Joe Erwin and Peter Sblendorio New York Daily News (TNS)
Actor Carl Reiner speaks onstage during "An Afternoon with Carl Reiner - Dead Men Don't Wear Plaid" during day three of the TCM Classic Film Festival 2016 on April 30, 2016 in Los Angeles. Reiner died Monday, June 29, 2020 at 98.

Carl Reiner's first book was called "Enter Laughing," and it truly was the story of his life.

The Bronx native, a comedy titan as a writer, producer, actor and director for decades, best known for creating "The Dick Van Dyke Show," died Monday at 98, Variety reported.

He was with his family when he died at his home in Beverly Hills, California. Reiner died of natural causes, his assistant, Judy Nagy, told Variety.

Reiner could truly do it all. He directed comedy smashes such as "Oh God" with George Burns and "The Jerk" with Steve Martin, and sold millions of records as the straight man to pal Mel Brooks' 2000 Year Old Man.

But television was perhaps his best medium. He became a hot commodity as Sid Caesar's foil in the 1950s, but it was the role he didn't play that may have brought his greatest contribution to comedy culture.

After his time with Caesar, Reiner was offered starring roles in sitcoms, but he thought the scripts were weak. Reiner's wife, Estelle, said that he could write a better show, so that's what he did, creating a autobiographical pilot, in which he starred. It went nowhere.

Actor-turned TV producer Sheldon Leonard, however, saw the failed pilot, and offered to give it another shot. Reiner said he didn't want to be disappointed again, but Leonard had a solution.

"He says, 'You won't fail. I'll get a better actor to play you,'" Reiner recalled to Conan O'Brien.

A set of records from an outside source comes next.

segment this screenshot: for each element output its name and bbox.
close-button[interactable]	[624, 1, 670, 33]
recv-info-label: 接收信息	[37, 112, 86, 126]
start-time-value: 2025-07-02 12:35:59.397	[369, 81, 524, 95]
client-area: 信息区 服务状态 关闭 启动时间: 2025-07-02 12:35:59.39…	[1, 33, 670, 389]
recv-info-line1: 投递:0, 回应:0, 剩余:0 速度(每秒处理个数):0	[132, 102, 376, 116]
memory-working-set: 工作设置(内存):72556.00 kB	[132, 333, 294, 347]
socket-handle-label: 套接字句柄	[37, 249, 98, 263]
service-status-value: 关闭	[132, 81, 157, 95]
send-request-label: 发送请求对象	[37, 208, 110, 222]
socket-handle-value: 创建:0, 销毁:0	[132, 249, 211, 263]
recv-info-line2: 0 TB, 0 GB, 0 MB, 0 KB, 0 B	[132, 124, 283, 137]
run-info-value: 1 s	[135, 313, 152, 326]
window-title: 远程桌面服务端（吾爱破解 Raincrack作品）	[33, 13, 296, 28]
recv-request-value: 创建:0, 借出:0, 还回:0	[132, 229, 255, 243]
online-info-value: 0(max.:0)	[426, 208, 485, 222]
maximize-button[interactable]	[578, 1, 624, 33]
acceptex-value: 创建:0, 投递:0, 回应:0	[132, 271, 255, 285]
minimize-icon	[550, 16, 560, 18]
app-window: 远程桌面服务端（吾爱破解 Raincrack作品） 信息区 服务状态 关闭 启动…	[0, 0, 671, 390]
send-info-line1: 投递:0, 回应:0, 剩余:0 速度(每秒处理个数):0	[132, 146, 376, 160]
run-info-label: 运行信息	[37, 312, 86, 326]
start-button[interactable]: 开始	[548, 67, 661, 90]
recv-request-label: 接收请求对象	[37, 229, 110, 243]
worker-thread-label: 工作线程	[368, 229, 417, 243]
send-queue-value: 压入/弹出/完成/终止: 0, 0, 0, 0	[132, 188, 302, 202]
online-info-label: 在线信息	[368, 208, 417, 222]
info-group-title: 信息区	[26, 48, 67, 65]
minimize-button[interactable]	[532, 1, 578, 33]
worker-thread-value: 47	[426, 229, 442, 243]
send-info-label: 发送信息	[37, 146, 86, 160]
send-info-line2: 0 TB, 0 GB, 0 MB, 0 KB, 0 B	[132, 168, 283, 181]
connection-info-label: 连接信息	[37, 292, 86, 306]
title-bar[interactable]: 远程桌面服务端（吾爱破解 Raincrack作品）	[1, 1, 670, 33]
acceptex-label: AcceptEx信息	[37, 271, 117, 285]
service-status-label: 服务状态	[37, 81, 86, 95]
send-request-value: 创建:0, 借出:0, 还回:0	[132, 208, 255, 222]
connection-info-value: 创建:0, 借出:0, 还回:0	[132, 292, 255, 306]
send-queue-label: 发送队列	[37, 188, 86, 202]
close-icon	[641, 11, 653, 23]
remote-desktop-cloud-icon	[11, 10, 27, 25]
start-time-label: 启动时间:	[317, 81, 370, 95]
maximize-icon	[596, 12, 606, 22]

The "better actor" was Dick Van Dyke, and with Reiner writing and producing, "The Dick Van Dyke Show" became a comedy classic. Van Dyke played Rob Petrie, a comedy writer living in New Rochelle, N.Y., at the time. The show deftly mixed Rob's home life with Mary Tyler Moore as his wife and Larry Mathews as his son, and his office life opposite fellow writers Rose Marie and Morey Amsterdam.

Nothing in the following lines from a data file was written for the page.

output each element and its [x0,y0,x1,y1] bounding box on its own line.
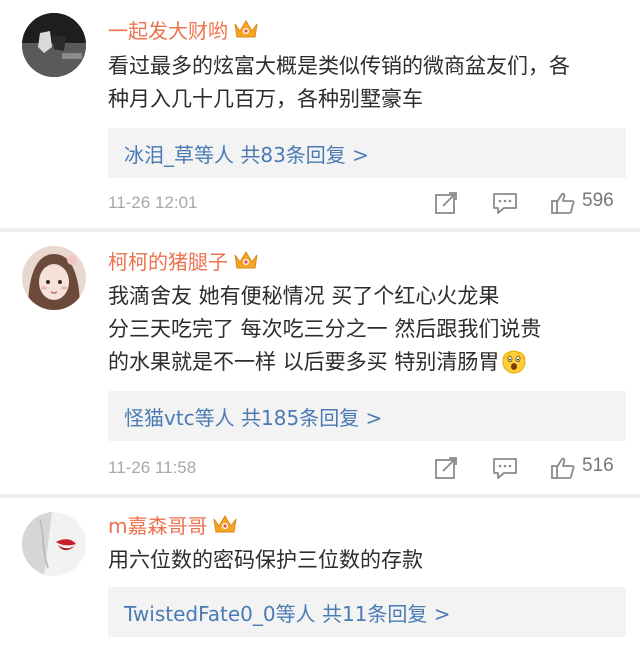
comment-text: 我滴舍友 她有便秘情况 买了个红心火龙果 分三天吃完了 每次吃三分之一 然后跟我… [108,280,628,379]
avatar-photo-icon [22,13,86,77]
like-count: 516 [582,455,614,476]
like-count: 596 [582,190,614,211]
forward-icon[interactable] [434,191,460,215]
comment-text: 用六位数的密码保护三位数的存款 [108,544,628,577]
comment-list: 一起发大财哟 看过最多的炫富大概是类似传销的微商盆友们，各 种月入几十几百万，各… [0,0,640,655]
comment-footer: 11-26 12:01 596 [108,188,628,218]
reply-icon[interactable] [492,191,518,215]
avatar[interactable] [22,13,86,77]
comment-text-line: 我滴舍友 她有便秘情况 买了个红心火龙果 [108,284,500,308]
thumbs-up-icon[interactable] [550,191,576,215]
comment-item: 柯柯的猪腿子 我滴舍友 她有便秘情况 买了个红心火龙果 分三天吃完了 每次吃三分… [0,232,640,494]
crown-icon [213,515,237,533]
reply-icon[interactable] [492,456,518,480]
comment-item: m嘉森哥哥 用六位数的密码保护三位数的存款 TwistedFate0_0等人 共… [0,498,640,655]
comment-footer: 11-26 11:58 516 [108,453,628,483]
scared-face-emoji-icon [502,350,527,374]
avatar[interactable] [22,246,86,310]
comment-text-line: 用六位数的密码保护三位数的存款 [108,548,423,572]
username[interactable]: 一起发大财哟 [108,15,228,44]
avatar[interactable] [22,512,86,576]
comment-text-line: 看过最多的炫富大概是类似传销的微商盆友们，各 [108,54,570,78]
username[interactable]: m嘉森哥哥 [108,510,207,539]
crown-icon [234,251,258,269]
comment-text: 看过最多的炫富大概是类似传销的微商盆友们，各 种月入几十几百万，各种别墅豪车 [108,50,628,116]
crown-icon [234,20,258,38]
username-row: m嘉森哥哥 [108,509,238,539]
comment-text-line: 的水果就是不一样 以后要多买 特别清肠胃 [108,350,500,374]
avatar-photo-icon [22,246,86,310]
reply-summary-link[interactable]: 怪猫vtc等人 共185条回复 > [108,391,626,441]
reply-summary-link[interactable]: 冰泪_草等人 共83条回复 > [108,128,626,178]
timestamp: 11-26 12:01 [108,193,198,212]
username-row: 一起发大财哟 [108,14,259,44]
username-row: 柯柯的猪腿子 [108,245,259,275]
comment-text-line: 种月入几十几百万，各种别墅豪车 [108,87,423,111]
timestamp: 11-26 11:58 [108,458,197,477]
avatar-photo-icon [22,512,86,576]
comment-text-line-with-emoji: 的水果就是不一样 以后要多买 特别清肠胃 [108,346,628,379]
comment-item: 一起发大财哟 看过最多的炫富大概是类似传销的微商盆友们，各 种月入几十几百万，各… [0,0,640,228]
forward-icon[interactable] [434,456,460,480]
reply-summary-link[interactable]: TwistedFate0_0等人 共11条回复 > [108,587,626,637]
username[interactable]: 柯柯的猪腿子 [108,246,228,275]
thumbs-up-icon[interactable] [550,456,576,480]
comment-text-line: 分三天吃完了 每次吃三分之一 然后跟我们说贵 [108,317,542,341]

The three wrote for the egotistical star Alan Brady. At first Reiner played Brady only from the back, but then realized Brady needed to be seen and heard, so he fully took on the character for occasional guest appearances.

"Carl was the brains behind everything," Rose Marie said in an interview for the Archive of American Television. "His mind is brilliant for comedy."

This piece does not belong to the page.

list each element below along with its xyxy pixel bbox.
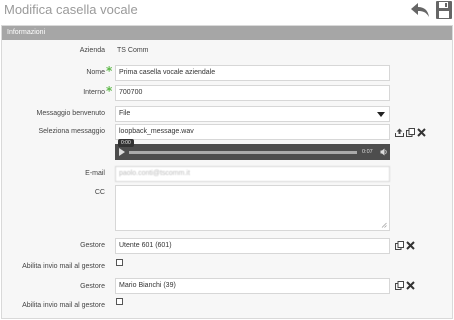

The show ran for five seasons, winning 15 Emmys, before Reiner and company decided to go out on top.

From there, Reiner went on to films. "Enter Laughing" in 1967 was his first, but his true breakthrough came in the heavenly hit "Oh God" in 1977. Two years later, Reiner and Martin began a highly successful collaboration. The comedian appeared in Reiner's next four films: "The Jerk (1977), "Dead Men Don't Wear Plaid" (1982), "The Main With Two Brains" (1983) and "All of Me" (1984).

Reiner often acted in small parts in his films, but was no slouch as an actor. He starred in "The Russians Are Coming, the Russians Are Coming" in 1966, and was a familiar face on the big and small screens for decades. Nearing 80, he began an acting renaissance with a role in 2001's "Ocean's Eleven," opposite Hollywood heavyweights including George Clooney and Brad Pitt. He appeared in two "Ocean's" sequels and piled up a string of guest starring credits in TV shows.

Reiner married Estelle when he was 21 and she was 29, and they were wed for 64 years until her death in 2008. They had three children, including actor/director Rob Reiner. For all the great lines Carl and Rob delivered, Estelle may have topped them both. In Rob's 1989 film "When Harry Met Sally," Estelle played the women in the restaurant who, after witnessing Meg Ryan's fake orgasm, says to the waitress, "I'll have what she's having."

Carl Reiner was active on Twitter as he neared a century of life, often tweeting his displeasure with President Trump.

He described himself as a "Jewish atheist," and the people who knew and worked with him thought of him as a true mensch.

In a 1998 interview with the Archive of American Television, Van Dyke called Reiner a "wonderful man. To this day he's probably my favorite human being that I've ever known."